Criticism from Advisors and Monitors

Abimbola Johnson, chair of the advisory panel for the national policing equality strategy, said: “We observed very little discussion in race action plan meetings of the technology deployment despite clear relevance with the plan’s concerns.

“These revelations show yet again that the pledges to combat discrimination policing has made via the equality initiative are not being translated into broader operations. Our reports have cautioned that new technologies are being rolled out in a context where ethnic inequalities, inadequate oversight and faulty information gathering already persist.

“All deployment of facial recognition must meet rigorous official guidelines, be independently scrutinised, and prove it diminishes rather than exacerbates racial disparity.”

Home Office Response

A Home Office spokesperson said: “The Home Office treat the findings of the study seriously and we have already taken action. A updated software has been externally evaluated and procured, which has demonstrated no measurable discrimination. It will be trialled in the coming months and will be undergo evaluation.

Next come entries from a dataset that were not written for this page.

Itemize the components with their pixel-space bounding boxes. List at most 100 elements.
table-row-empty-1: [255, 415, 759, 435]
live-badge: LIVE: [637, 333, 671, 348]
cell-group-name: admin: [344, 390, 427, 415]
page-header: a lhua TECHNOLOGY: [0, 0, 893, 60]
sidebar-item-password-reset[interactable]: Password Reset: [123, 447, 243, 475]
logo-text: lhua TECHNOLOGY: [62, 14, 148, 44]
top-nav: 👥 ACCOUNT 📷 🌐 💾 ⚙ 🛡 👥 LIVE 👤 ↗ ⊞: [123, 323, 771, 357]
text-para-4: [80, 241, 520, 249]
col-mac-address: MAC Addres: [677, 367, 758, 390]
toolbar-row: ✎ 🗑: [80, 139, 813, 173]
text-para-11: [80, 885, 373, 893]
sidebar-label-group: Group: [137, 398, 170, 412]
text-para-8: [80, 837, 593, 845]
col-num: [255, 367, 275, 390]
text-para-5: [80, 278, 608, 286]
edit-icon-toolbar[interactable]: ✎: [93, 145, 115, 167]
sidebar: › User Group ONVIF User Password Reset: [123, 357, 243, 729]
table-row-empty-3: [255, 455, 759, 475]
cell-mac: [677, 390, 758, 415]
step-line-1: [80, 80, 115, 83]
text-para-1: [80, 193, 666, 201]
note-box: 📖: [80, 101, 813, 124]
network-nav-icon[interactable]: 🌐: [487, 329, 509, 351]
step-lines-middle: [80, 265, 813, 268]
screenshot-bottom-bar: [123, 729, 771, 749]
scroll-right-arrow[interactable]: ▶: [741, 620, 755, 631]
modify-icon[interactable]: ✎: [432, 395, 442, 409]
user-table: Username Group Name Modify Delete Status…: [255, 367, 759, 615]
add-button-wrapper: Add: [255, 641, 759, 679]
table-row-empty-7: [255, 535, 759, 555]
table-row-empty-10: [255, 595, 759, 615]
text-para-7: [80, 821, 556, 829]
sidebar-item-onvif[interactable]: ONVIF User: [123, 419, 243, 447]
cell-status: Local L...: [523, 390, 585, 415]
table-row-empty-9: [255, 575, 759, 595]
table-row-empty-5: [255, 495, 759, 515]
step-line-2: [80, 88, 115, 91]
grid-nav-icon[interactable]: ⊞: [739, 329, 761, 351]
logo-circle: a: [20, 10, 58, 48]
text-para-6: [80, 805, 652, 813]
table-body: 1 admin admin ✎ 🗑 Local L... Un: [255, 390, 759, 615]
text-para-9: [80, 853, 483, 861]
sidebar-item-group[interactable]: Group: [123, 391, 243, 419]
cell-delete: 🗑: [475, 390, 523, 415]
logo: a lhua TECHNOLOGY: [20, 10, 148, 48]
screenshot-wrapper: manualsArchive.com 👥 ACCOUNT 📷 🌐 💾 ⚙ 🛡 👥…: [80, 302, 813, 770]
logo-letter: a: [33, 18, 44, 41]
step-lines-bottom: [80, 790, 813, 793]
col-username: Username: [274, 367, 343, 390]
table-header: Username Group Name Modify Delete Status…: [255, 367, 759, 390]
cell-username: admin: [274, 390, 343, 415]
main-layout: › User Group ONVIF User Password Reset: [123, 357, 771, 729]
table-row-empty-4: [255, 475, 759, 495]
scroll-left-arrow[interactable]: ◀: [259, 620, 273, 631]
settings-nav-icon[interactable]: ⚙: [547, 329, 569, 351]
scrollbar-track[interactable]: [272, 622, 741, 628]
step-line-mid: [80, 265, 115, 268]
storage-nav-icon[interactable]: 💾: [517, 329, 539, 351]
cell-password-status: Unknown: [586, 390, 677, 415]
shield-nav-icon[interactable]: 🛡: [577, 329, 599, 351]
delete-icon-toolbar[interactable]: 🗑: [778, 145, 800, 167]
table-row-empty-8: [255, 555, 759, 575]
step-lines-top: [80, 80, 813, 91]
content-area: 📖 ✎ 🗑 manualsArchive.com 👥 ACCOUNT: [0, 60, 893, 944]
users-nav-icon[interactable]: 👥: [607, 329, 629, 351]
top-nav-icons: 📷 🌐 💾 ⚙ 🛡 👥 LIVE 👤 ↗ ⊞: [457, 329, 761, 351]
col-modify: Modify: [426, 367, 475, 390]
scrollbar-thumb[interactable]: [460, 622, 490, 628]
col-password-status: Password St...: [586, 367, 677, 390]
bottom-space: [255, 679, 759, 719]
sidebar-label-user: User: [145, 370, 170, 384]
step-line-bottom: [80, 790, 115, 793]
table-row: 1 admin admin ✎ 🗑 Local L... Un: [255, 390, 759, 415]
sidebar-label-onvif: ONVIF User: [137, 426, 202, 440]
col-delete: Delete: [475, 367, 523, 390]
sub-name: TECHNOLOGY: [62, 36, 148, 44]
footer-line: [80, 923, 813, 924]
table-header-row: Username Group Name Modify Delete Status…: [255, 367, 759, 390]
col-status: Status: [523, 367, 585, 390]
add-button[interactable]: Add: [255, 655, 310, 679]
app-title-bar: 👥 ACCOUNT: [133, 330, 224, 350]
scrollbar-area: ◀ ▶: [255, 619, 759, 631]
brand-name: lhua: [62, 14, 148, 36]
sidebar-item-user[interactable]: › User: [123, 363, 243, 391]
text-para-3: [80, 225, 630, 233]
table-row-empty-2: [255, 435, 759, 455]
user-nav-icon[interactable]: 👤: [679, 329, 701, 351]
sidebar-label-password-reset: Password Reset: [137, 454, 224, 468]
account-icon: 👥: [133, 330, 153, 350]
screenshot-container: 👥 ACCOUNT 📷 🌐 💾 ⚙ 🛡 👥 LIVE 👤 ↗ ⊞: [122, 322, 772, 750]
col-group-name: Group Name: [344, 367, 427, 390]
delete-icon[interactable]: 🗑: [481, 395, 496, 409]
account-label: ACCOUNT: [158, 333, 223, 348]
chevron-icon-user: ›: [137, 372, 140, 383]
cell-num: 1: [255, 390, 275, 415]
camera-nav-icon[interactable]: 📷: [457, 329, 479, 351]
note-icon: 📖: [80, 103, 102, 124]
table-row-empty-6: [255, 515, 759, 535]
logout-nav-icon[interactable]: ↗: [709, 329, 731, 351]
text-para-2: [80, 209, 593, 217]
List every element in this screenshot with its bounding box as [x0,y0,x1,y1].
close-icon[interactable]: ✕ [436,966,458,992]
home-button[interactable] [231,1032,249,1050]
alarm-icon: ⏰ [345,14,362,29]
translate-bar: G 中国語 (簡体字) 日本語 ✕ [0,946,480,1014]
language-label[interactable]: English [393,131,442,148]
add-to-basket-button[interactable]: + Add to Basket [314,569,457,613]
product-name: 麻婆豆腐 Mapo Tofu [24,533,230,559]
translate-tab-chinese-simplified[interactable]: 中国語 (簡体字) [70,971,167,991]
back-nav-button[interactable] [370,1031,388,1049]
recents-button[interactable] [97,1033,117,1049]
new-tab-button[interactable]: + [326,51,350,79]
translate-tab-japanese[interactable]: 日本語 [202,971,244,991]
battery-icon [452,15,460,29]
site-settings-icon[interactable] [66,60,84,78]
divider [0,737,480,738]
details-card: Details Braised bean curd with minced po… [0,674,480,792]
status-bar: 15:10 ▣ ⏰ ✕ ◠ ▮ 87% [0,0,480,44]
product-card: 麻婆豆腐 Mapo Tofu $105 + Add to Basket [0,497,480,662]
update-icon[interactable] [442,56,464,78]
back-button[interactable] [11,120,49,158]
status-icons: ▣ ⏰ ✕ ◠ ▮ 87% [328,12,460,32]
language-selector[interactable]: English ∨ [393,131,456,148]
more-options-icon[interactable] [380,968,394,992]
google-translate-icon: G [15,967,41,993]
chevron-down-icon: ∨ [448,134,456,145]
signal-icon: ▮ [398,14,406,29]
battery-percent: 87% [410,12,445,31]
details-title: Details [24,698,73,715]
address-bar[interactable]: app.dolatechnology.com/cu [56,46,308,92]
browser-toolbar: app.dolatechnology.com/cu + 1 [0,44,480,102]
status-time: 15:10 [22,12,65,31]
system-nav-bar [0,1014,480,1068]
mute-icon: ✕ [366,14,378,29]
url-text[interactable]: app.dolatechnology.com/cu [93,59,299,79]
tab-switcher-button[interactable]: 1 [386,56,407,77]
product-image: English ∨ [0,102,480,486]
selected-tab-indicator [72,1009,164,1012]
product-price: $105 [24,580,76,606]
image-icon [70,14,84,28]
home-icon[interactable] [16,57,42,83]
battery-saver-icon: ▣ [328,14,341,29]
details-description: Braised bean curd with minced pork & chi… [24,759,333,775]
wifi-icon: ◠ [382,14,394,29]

“The foremost aim is protecting the public. This revolutionary tool will support officers to put criminals and rapists behind bars. There is officer review in each stage of the procedure and no further action would be taken without trained officers carefully reviewing the output.”

Tammy Moreno
Tammy Moreno

A digital strategist with over a decade of experience in tech consulting and content creation, passionate about simplifying complex topics.